Contrairement à l'arôme expansif du shochu, le saishu suit une approche « légère et transparente ». Son arôme est délicat et sobre, avec comme base un parfum pur de riz. Le goût est léger et doux, presque sans fardeau, et l'arrière-goût est court mais net et vif. En tant qu'« acteur universel » du saké, le saishu est principalement fabriqué à partir de bière de brasserie originale ou de riz pur ordinaire, avec des prix abordables et un large éventail de scénarios adaptés. L'équilibre sucré et légèrement acidulé au moment de la consommation est parfait, comme si un coup de brise d'été passait sur la langue. Shujo est le représentant de la saveur traditionnelle du saké, privilégiant l'essence du riz (saveur savoureuse), avec un arôme qui penche vers le moelleux du riz mûr, du mochi et des produits laitiers. Après dégustation, le corps de la liqueur est ample et riche, avec une longue finale. Le saké mûr, qui a subi une longue maturation, a déjà perdu la fraîcheur du saké frais. La liqueur prend une couleur ambrée et l'arôme se transforme en un mélange complexe de noix, d'épices et de caramel, avec une texture épaisse et miellée. Chaque gorgée peut révéler la profondeur de l'accumulation du temps.

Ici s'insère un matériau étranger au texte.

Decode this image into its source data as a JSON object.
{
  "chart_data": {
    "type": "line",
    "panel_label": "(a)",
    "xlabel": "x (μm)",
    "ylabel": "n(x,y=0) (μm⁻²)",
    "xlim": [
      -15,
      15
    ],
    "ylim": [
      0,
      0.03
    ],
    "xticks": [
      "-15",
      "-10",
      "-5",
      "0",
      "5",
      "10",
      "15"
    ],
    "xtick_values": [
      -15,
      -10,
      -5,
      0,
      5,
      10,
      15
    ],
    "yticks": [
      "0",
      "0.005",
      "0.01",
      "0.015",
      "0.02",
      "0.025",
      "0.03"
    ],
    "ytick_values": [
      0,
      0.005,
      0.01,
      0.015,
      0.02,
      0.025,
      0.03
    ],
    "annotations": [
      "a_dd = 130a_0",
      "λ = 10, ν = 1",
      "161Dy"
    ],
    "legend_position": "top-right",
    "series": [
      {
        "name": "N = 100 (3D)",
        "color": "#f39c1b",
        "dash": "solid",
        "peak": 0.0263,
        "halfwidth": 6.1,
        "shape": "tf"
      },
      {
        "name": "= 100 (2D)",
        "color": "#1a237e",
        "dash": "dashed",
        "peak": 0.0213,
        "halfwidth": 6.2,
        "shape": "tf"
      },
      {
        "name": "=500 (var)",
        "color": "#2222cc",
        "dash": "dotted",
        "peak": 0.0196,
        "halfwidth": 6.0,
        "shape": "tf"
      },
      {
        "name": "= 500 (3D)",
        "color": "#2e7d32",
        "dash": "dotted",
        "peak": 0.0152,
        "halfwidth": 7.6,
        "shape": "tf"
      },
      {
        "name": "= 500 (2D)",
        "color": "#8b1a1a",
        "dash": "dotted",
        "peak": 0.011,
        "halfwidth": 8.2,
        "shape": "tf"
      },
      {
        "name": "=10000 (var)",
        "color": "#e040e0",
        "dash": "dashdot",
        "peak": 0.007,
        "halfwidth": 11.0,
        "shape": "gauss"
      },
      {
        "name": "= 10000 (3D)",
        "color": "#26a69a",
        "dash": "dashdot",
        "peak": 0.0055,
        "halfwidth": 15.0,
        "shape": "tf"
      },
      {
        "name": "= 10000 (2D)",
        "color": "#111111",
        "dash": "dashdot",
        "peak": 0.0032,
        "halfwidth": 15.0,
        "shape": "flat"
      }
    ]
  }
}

"La température est le magicien des saveurs desaké" Un sommelier chevronné de l'industrie a déclaré que la saveur d'un même saké peut subir des changements significatifs à différentes températures. Pour les sakés à l'arôme fort et ceux au goût rafraîchissant, la boisson fraîche est le meilleur choix - il est préférable de réfrigérer le saké à l'arôme fort à 10-15 ℃. Les basses températures peuvent retenir les arômes floraux et fruités, et lorsqu'elles sont associées à des ingrédients légers tels que le poisson cru, la salade de fruits de mer, etc., elles peuvent rehausser la fraîcheur sans masquer la saveur originale des ingrédients ; pour le saké avec un goût rafraîchissant, il peut être entièrement réfrigéré à 5-10 ℃ Qu'il soit associé à des légumes, du tofu ou de simples fruits de mer cuits au sel, il peut dissoudre le gras grâce à son goût rafraîchissant.

Cuire le vin à la vapeur peut mieux rehausser son charme. Chauffez-le à 40-45 ℃ et le parfum et la saveur du riz se diffuseront complètement. Le corps du vin devient doux et onctueux, idéal pour accompagner le Shikibu Ramen, le tempura et les plats chinois à l'huile riche et à la sauce rouge. Le vin chaud peut parfaitement se marier avec les riches saveurs des ingrédients lourds, particulièrement adaptés à la consommation en automne et en hiver. Il convient de noter que les vins de haute qualité aux arômes délicats tels que le Ginjo et le Junmai ne doivent pas être chauffés au-dessus de cette température, car cela endommagerait leur arôme délicat et produirait une odeur âcre d'alcool. Le vin mûr se déguste mieux à une température normale d’environ 20 ℃, comme si on dégustait du whisky, en sirotant lentement. Il peut être accompagné de fromage, de noix ou d'aliments fermentés, et ses saveurs complexes peuvent se compléter, ce qui le rend idéal comme boisson après le repas.

De nos jours, le saké ne se limite plus à être associé à la cuisine japonaise traditionnelle. Ses saveurs diverses et ses méthodes de consommation flexibles s'adaptent progressivement à davantage de scénarios. En été, du saké frais avec des seaux à glace ; en automne, saké affiné à température ambiante accompagné de fromage ; en hiver, du saké chaud et moelleux pour réchauffer le corps ; au printemps, un saké rafraîchissant pour accompagner des plats légers. Un seul saké peut relier les expériences gustatives des quatre saisons. Qu'ils soient débutants ou passionnés, chacun trouvera la tasse qui correspond à son humeur et à sa situation dans l'univers gustatif du saké.